Marx likewise observed that “The ideas of the ruling class are in every epoch the ruling ideas.” Today, those ruling ideas manifest as the weaponization of crowd size, the normalization of corruption when it benefits the powerful, and the derision of dissent when it challenges the narratives of those in control. 

And it is here that the words Andres Bonifacio did resonate: “Reason teaches us that we must be united in will, united in thought, and that we might have strength to search out the reigning evil in our Nation. This is the time for the light of truth to surface; this is the time for us to show that we have our own sentiments, have honour, have shame, and have solidarity.” 

Bonifacio’s call was not for blind obedience to authority, but for the courage to resist any system—colonial or local—that treats the people as mere accessories to power. 

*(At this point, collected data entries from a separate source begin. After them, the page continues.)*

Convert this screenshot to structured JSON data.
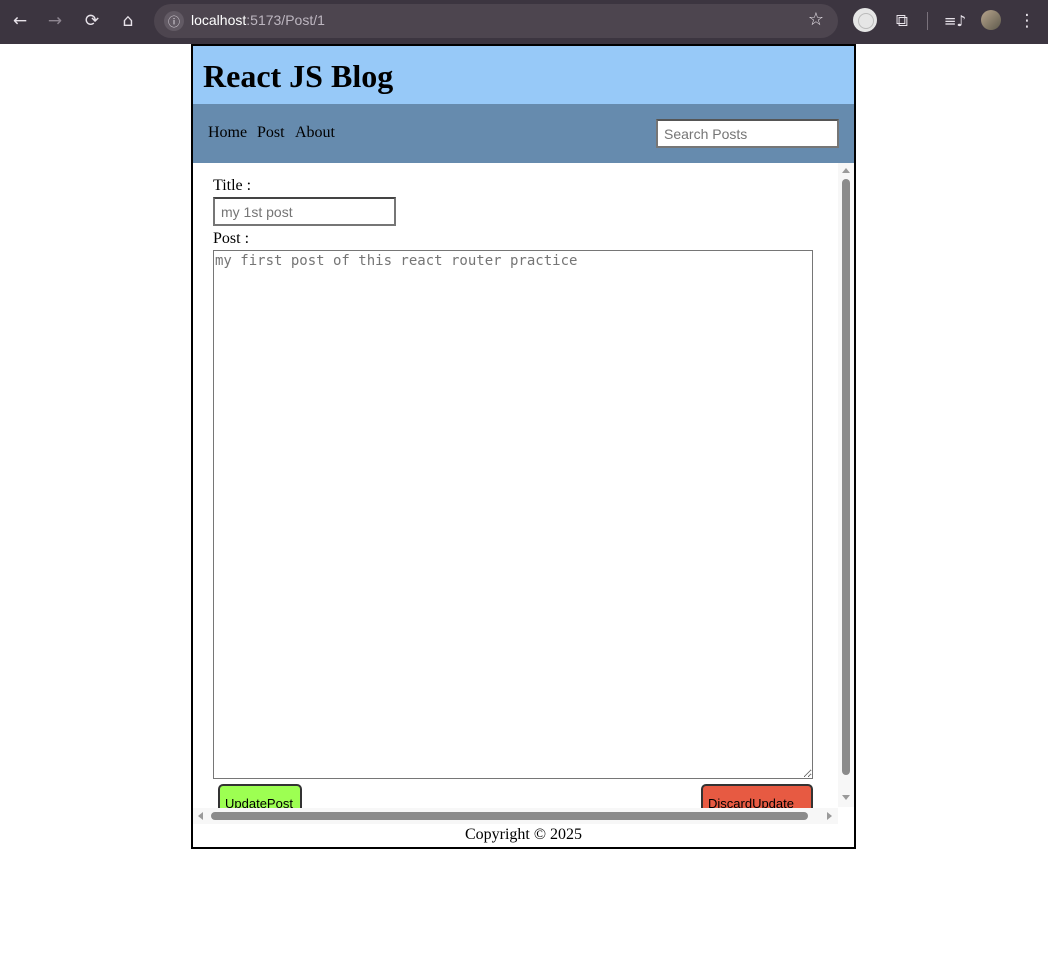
{
  "browser": {
    "url_host": "localhost",
    "url_rest": ":5173/Post/1",
    "back_icon": "←",
    "forward_icon": "→",
    "reload_icon": "⟳",
    "home_icon": "⌂",
    "info_icon": "ⓘ",
    "star_icon": "☆",
    "extensions_icon": "⧉",
    "media_icon": "≡♪",
    "menu_icon": "⋮"
  },
  "header": {
    "title": "React JS Blog"
  },
  "nav": {
    "items": [
      {
        "label": "Home"
      },
      {
        "label": "Post"
      },
      {
        "label": "About"
      }
    ],
    "search_placeholder": "Search Posts"
  },
  "form": {
    "title_label": "Title :",
    "title_placeholder": "my 1st post",
    "post_label": "Post :",
    "post_placeholder": "my first post of this react router practice",
    "update_button": "UpdatePost",
    "discard_button": "DiscardUpdate"
  },
  "colors": {
    "header_bg": "#97c9f8",
    "nav_bg": "#668bae",
    "update_bg": "#9dff52",
    "discard_bg": "#e75a42"
  },
  "footer": {
    "text": "Copyright © 2025"
  }
}
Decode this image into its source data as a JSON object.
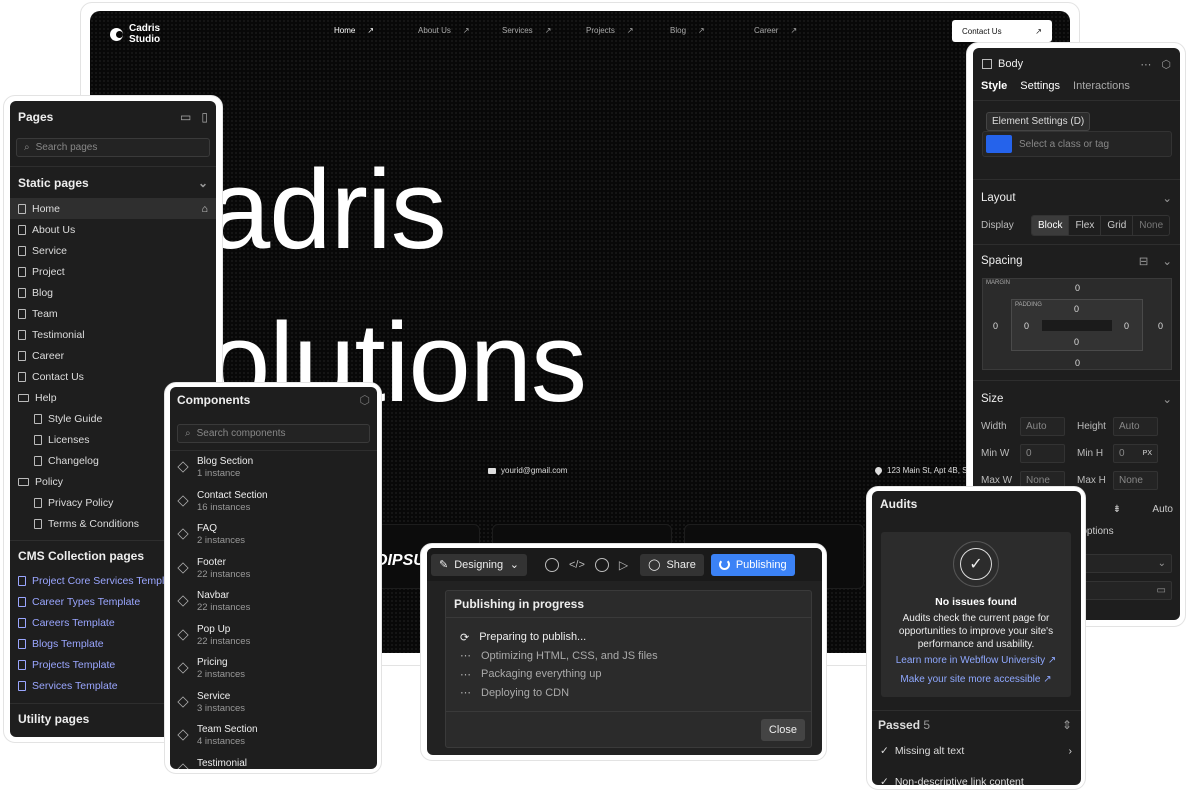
{
  "site": {
    "logo": [
      "Cadris",
      "Studio"
    ],
    "nav": [
      "Home",
      "About Us",
      "Services",
      "Projects",
      "Blog",
      "Career"
    ],
    "contact": "Contact Us",
    "hero_line1": "adris",
    "hero_line2": "olutions",
    "email": "yourid@gmail.com",
    "address": "123 Main St, Apt 4B, S",
    "strip_text": "OIPSU"
  },
  "pages": {
    "title": "Pages",
    "search_placeholder": "Search pages",
    "static_title": "Static pages",
    "static": [
      "Home",
      "About Us",
      "Service",
      "Project",
      "Blog",
      "Team",
      "Testimonial",
      "Career",
      "Contact Us"
    ],
    "help": "Help",
    "help_children": [
      "Style Guide",
      "Licenses",
      "Changelog"
    ],
    "policy": "Policy",
    "policy_children": [
      "Privacy Policy",
      "Terms & Conditions"
    ],
    "cms_title": "CMS Collection pages",
    "cms": [
      "Project Core Services Template",
      "Career Types Template",
      "Careers Template",
      "Blogs Template",
      "Projects Template",
      "Services Template"
    ],
    "utility_title": "Utility pages"
  },
  "components": {
    "title": "Components",
    "search_placeholder": "Search components",
    "items": [
      {
        "name": "Blog Section",
        "count": "1 instance"
      },
      {
        "name": "Contact Section",
        "count": "16 instances"
      },
      {
        "name": "FAQ",
        "count": "2 instances"
      },
      {
        "name": "Footer",
        "count": "22 instances"
      },
      {
        "name": "Navbar",
        "count": "22 instances"
      },
      {
        "name": "Pop Up",
        "count": "22 instances"
      },
      {
        "name": "Pricing",
        "count": "2 instances"
      },
      {
        "name": "Service",
        "count": "3 instances"
      },
      {
        "name": "Team Section",
        "count": "4 instances"
      },
      {
        "name": "Testimonial",
        "count": ""
      }
    ]
  },
  "style": {
    "element": "Body",
    "tabs": [
      "Style",
      "Settings",
      "Interactions"
    ],
    "tooltip": "Element Settings (D)",
    "selector_placeholder": "Select a class or tag",
    "layout": "Layout",
    "display_label": "Display",
    "display_opts": [
      "Block",
      "Flex",
      "Grid",
      "None"
    ],
    "spacing": "Spacing",
    "margin_label": "MARGIN",
    "padding_label": "PADDING",
    "zero": "0",
    "size": "Size",
    "width": "Width",
    "height": "Height",
    "minw": "Min W",
    "minh": "Min H",
    "maxw": "Max W",
    "maxh": "Max H",
    "auto": "Auto",
    "none": "None",
    "px": "PX",
    "options_text": "e options"
  },
  "publish": {
    "mode": "Designing",
    "share": "Share",
    "publishing": "Publishing",
    "box_title": "Publishing in progress",
    "steps": [
      "Preparing to publish...",
      "Optimizing HTML, CSS, and JS files",
      "Packaging everything up",
      "Deploying to CDN"
    ],
    "close": "Close"
  },
  "audits": {
    "title": "Audits",
    "status": "No issues found",
    "desc": "Audits check the current page for opportunities to improve your site's performance and usability.",
    "link1": "Learn more in Webflow University ↗",
    "link2": "Make your site more accessible ↗",
    "passed_label": "Passed",
    "passed_count": "5",
    "item1": "Missing alt text",
    "item2": "Non-descriptive link content"
  },
  "colors": {
    "accent": "#3b82f6",
    "link": "#8fa8ff",
    "cms": "#9aa6ff"
  }
}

Placed alongside today’s context, these words echo sharply: A people cannot be expected to accept corruption, hypocrisy, or transactional politics simply because those in power say it is normal. Nor can dissent be dismissed simply because it lacks the machinery of groups aligned with the ruling factions. 

To paraphrase the spirit of Lenin, Marx, and Bonifacio: "The struggle is always between those who benefit from maintaining illusions and those who insist on exposing them."

And in this struggle, even small protests matter—not because of their size, but because they refuse to let the narrative be dictated solely by the machinery of the powerful. 

Against the machinery of power, unity grounded in ethical clarity—not slogans—becomes its own form of resistance. Even small protests matter, not because of the numbers they gather, but because they refuse to surrender truth to spectacle, or conscience to convenience. 

***

*“Go ahead and let Leni lead; you still won’t reach 10,000 even if all the people from the mountains and all the Pink party-lists join.”